This is a very good question; the reason it's taken me so long to answer is that I've been thinking about it for quite some time and discussing it with friends. I don't have a definite answer; all I can offer is a hypothesis.
Some observations: First, it's not just water that does this. A drop of oil on paper or clothing produces a similar effect. Second, it doesn't always make things darker. A wet spot on cloth or paper looks dark when you're on the same side of the cloth as the light source, but it looks lighter than the rest of the cloth when you look through the cloth toward the light. So liquids like water or oil seem to increase the transparency of porous materials like paper or cloth: they get easier to see through rather than actually darker.
One thing paper, cloth, soil, concrete, hair, etc. all have in common is that on a microscopic scale, they're partly transparent. Rock, sand and soil have lots of tiny, colored crystals in them. The fibers in hair, paper, and cloth look like transparent glass rods close-up. Most light-colored substances are actually composed of small clear bits: they look white because the light reflects off the surface of the clear bits, bouncing around like a billiard ball before scattering in all directions.
Things which aren't white, like colored sand, concrete, or hair, are often made of clear but colored substances, like a brown or green beer bottle. Notice that some light reflects off the surface of a beer bottle, but the light that gets through the surface gets colored because the glass absorbs some colors of light.
Light will reflect off a surface for one of two reasons: either the surface is a conducting metal, or the substance has a different "index of refraction". When light hits a conducting metal, it's as if it hit a brick wall: it has no choice but to turn around and go back. You can think of light travelling through materials with different indices of refraction as being like a crowd of people walking over sections of floor at different heights. When the crowd comes to the high "step" where a raised piece of floor begins, some of them cand climb up the step and keep going, while others decide it's not worth the effort and turn around to go back. Similarly, when light hits a material with a different index of refraction, some of it is reflected, some of it is transmitted.
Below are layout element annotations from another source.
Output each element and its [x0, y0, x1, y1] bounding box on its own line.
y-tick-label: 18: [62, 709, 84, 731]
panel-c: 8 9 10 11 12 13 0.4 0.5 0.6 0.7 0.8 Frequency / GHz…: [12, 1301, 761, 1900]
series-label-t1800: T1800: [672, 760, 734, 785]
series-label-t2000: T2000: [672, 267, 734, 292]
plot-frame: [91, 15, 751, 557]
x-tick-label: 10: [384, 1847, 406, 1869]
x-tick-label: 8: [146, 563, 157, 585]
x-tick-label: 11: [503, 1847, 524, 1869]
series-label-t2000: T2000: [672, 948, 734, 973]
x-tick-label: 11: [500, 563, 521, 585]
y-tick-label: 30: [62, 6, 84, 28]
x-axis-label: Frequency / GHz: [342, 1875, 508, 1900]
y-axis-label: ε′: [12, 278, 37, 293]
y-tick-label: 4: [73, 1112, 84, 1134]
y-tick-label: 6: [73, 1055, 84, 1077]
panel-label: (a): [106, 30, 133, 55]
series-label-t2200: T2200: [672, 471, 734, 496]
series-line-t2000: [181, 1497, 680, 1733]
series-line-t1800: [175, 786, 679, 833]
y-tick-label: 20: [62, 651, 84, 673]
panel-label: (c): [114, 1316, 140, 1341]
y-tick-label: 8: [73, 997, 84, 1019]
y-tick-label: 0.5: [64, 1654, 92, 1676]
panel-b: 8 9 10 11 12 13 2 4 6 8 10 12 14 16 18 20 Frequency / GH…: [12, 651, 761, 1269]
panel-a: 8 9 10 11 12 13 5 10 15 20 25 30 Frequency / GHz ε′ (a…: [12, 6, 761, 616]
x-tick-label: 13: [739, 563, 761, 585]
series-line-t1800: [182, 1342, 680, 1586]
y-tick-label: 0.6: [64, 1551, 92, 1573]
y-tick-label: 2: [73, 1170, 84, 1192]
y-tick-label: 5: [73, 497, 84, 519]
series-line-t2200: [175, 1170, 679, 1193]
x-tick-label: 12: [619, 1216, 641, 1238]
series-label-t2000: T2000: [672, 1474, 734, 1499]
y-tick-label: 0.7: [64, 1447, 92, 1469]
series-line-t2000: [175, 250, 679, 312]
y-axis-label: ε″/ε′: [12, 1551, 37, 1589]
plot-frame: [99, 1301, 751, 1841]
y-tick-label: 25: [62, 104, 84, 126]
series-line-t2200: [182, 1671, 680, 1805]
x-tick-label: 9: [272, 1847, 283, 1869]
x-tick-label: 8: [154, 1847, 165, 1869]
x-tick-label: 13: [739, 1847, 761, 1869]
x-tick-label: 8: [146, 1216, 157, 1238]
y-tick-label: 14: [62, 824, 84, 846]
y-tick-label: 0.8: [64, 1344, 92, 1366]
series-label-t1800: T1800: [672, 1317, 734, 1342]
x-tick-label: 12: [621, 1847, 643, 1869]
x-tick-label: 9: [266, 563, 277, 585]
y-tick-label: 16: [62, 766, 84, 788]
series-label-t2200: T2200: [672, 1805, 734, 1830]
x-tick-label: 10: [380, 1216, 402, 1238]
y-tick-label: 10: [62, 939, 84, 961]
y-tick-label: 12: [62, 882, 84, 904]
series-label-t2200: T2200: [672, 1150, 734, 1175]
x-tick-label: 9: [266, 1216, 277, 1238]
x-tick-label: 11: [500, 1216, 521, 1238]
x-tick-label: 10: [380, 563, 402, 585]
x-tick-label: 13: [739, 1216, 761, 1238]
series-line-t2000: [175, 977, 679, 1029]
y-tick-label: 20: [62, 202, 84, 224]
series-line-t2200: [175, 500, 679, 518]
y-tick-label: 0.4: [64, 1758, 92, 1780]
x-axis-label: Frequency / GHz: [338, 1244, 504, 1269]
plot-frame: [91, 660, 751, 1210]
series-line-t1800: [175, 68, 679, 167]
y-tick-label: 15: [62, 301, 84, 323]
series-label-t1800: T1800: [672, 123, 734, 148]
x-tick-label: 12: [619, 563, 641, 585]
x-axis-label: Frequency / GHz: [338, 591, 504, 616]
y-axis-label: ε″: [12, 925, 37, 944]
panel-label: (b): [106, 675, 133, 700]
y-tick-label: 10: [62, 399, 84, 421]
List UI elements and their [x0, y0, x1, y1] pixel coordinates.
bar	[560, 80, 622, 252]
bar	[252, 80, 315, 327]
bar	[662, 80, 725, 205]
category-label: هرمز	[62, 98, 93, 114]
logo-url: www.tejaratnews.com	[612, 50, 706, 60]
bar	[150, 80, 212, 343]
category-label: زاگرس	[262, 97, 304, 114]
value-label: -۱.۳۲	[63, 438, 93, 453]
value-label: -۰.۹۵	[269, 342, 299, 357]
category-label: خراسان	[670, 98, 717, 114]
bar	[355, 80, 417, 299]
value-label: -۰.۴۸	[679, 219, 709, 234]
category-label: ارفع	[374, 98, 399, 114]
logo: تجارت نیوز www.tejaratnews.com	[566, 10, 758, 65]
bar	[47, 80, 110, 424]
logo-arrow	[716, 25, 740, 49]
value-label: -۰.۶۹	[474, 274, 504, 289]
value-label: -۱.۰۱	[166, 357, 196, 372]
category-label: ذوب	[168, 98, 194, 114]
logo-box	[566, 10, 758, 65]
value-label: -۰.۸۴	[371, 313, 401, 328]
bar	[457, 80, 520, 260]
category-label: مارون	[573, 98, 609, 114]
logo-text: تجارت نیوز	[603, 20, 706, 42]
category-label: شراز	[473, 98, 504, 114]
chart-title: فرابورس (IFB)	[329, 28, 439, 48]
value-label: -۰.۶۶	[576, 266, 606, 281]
Most solids, like rock, glass, hair, cellulose (cloth and paper), and plastic have a very high index of refraction. Air has a low index of refraction, so when light travelling through air hits a solid, lots of it is reflected (it's a very high "step up"). Liquids like water or oil have an index of refraction between air and most solids, so if you put a layer of water over a solid like glass or paper, you put a "halfway step" between the two "levels of floor". Just like a stairstep, this makes it much easier to go from one "level" to the other: more light goes through into the solid than when there was no water.
So you see that by providing an index of refraction between air and a solid substance, you reduce the amount of light reflected by the substance. If less light is reflected back into your eyes, the substance will appear darker. If the substance is between you and the light, more light will be transmitted through the substance to your eyes.
You can probably test this hypothesis. Look up the indices of refraction of various materials like glass, polyester, and cellulose. Look up the indices of refraction of various liquids like water, oil, alcohol, or glycerine. Wet the different solids with the different liquids, and see if the darkness of the wet spot changes with different liquids. Look in an optics textbook to find out how much reflection should occcur at the interface of objects with different indices of refraction, and see if your results make sense.